0
votes

I need to do big queries from AWS Athena (500K+). If my query result have X rows and I use fetchmany to get Y rows at a time until I get all of my rows is it connecting to the db for every use of fetchmany? I ask because in Athena every query cost money and i prefer to do one big query instead of multiple smaller ones. Thanks.

def get_df
    while sum_fetch < limit
        batch_result = pd.DataFrame(cursor.fetchmany(FETCH_SIZE), columns=COLUMN_NAMES)
        df = df.append(pd.DataFrame(batch_result))
        sum_fetch += FETCH_SIZE
    return df

if someone has a nicer way to do it it's also be great (i thought of maybe using a decorator to do the sum)

1
Show us your codeRoman Konoval
@RomanKonoval Here you gonivsk98

1 Answers

1
votes

SQL engines have a true notion of cursor.

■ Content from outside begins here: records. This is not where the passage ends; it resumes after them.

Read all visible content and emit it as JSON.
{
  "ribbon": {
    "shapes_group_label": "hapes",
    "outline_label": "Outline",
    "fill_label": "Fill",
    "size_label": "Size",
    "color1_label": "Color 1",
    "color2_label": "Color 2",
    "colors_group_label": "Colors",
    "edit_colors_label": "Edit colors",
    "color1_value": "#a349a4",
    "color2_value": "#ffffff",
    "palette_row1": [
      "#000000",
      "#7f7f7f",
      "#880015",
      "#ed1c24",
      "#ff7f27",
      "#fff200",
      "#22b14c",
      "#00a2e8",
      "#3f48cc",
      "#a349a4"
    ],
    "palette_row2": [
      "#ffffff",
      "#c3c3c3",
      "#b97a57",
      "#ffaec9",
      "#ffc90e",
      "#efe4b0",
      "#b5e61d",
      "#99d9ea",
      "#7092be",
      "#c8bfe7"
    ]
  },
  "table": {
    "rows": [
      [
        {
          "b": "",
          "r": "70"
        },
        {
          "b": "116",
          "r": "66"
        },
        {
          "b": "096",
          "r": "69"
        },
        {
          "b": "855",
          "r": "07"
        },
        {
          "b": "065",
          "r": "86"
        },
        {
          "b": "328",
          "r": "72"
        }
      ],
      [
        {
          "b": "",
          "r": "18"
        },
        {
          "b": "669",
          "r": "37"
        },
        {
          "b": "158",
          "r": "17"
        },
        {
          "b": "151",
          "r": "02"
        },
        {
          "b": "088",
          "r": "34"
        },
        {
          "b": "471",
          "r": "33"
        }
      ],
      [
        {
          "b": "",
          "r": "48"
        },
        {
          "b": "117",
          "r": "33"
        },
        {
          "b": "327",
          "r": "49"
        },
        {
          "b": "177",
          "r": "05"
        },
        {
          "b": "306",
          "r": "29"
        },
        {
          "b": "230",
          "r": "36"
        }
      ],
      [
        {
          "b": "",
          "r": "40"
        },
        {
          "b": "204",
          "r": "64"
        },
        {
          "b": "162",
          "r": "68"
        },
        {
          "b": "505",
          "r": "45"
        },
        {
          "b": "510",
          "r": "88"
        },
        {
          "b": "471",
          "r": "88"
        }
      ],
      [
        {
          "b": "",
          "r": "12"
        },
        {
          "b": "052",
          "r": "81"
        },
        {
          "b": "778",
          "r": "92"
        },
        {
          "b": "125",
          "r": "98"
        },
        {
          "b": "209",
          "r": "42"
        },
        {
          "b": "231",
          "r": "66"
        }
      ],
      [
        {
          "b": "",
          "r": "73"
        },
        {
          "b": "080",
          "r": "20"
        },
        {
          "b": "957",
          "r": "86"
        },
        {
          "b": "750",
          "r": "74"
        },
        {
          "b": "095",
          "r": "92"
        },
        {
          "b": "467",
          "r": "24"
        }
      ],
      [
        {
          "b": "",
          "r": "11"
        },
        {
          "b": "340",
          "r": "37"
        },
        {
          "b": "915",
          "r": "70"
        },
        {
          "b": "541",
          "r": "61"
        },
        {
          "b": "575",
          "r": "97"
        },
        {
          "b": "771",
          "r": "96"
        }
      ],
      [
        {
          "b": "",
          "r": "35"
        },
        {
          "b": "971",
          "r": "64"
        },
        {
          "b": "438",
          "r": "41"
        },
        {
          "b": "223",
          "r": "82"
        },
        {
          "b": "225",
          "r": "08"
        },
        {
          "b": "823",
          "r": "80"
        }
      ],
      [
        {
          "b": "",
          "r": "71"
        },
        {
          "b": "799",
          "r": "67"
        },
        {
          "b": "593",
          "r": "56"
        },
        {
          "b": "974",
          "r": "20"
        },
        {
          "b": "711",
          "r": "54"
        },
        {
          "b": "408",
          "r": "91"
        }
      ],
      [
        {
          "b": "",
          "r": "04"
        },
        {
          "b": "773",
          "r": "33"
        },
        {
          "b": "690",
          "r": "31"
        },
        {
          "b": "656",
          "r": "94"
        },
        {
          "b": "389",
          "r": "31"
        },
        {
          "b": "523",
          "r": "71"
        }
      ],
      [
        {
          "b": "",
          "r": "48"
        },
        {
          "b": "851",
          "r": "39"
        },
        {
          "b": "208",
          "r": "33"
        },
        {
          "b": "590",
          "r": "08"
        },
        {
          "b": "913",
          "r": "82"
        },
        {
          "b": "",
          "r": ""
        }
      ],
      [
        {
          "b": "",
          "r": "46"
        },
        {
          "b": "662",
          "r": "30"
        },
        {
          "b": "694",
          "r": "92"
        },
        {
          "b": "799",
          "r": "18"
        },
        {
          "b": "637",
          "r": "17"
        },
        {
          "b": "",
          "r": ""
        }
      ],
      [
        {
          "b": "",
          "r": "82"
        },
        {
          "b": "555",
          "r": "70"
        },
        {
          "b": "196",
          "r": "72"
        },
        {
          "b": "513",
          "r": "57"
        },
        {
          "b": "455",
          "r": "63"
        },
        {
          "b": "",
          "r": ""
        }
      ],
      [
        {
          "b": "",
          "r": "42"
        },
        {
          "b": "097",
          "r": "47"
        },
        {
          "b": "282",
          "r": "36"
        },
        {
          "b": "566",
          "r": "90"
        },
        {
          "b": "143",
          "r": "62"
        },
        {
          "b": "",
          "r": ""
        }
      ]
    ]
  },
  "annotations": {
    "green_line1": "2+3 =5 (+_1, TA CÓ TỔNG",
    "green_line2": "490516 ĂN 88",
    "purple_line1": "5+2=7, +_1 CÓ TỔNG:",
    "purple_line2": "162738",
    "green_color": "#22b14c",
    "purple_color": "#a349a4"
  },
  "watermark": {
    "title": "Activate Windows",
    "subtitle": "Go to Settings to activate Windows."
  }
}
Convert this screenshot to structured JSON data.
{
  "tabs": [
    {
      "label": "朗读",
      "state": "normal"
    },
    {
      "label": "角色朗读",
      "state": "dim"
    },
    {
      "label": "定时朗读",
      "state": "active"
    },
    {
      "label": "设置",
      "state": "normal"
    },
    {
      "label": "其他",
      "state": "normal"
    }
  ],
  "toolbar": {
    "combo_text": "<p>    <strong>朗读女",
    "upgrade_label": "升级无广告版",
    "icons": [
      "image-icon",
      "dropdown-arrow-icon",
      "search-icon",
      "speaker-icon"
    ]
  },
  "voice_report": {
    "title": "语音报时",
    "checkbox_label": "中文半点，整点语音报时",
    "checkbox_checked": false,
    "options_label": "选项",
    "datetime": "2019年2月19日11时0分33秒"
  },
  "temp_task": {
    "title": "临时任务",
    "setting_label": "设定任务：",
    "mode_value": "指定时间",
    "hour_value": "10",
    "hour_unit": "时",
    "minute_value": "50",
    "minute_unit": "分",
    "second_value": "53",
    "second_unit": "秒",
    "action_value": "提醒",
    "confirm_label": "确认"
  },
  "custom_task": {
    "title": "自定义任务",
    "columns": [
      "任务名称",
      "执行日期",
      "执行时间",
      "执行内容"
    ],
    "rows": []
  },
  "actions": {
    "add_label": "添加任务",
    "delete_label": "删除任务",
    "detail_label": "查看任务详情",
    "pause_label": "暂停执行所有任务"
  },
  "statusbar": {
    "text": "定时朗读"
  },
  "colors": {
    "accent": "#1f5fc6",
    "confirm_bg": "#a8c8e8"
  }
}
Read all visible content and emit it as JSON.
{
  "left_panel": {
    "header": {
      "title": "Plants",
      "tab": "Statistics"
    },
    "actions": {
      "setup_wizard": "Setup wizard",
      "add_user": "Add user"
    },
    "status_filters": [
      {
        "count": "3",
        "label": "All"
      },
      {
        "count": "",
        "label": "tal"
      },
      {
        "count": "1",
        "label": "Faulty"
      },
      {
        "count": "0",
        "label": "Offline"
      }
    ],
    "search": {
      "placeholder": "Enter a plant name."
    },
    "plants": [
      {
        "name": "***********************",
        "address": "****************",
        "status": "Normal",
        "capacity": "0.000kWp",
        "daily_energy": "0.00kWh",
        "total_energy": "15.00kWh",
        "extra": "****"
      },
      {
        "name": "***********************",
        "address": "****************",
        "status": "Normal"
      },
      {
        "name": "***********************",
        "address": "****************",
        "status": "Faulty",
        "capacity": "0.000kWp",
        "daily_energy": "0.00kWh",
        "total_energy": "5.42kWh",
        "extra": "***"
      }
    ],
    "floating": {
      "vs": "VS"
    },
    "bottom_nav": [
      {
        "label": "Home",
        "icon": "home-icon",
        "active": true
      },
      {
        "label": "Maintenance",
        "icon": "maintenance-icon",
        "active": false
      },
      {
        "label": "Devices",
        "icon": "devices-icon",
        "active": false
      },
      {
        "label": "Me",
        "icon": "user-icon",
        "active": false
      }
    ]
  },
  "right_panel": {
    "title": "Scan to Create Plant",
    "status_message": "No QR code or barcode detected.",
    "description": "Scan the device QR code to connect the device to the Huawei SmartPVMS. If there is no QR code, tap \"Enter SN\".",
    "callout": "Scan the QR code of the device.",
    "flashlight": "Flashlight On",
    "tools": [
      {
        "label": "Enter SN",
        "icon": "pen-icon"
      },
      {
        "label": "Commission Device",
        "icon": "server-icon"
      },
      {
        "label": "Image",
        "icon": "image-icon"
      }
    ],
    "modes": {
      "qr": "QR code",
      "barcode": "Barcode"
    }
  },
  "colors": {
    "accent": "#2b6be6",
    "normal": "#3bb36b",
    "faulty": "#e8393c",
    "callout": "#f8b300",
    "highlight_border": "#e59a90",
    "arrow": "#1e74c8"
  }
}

When they recieve a query, they do their internal housekeeping, and as soon as they are ready to return rows, they return a cursor.

The client then uses that cursor to retrieve rows on the same query, and the engine uses again some internal houskeeping to remember what has already been sent, and what is still to send.

In the end, the client part has sent one single query and a number of fetch to retrieve the results. This is quite different than sending multiple queries.

If you are charged by queries, then you should be charged for one single query, if there is a part about the volume then that part would grow with the number of rows. But not the query part.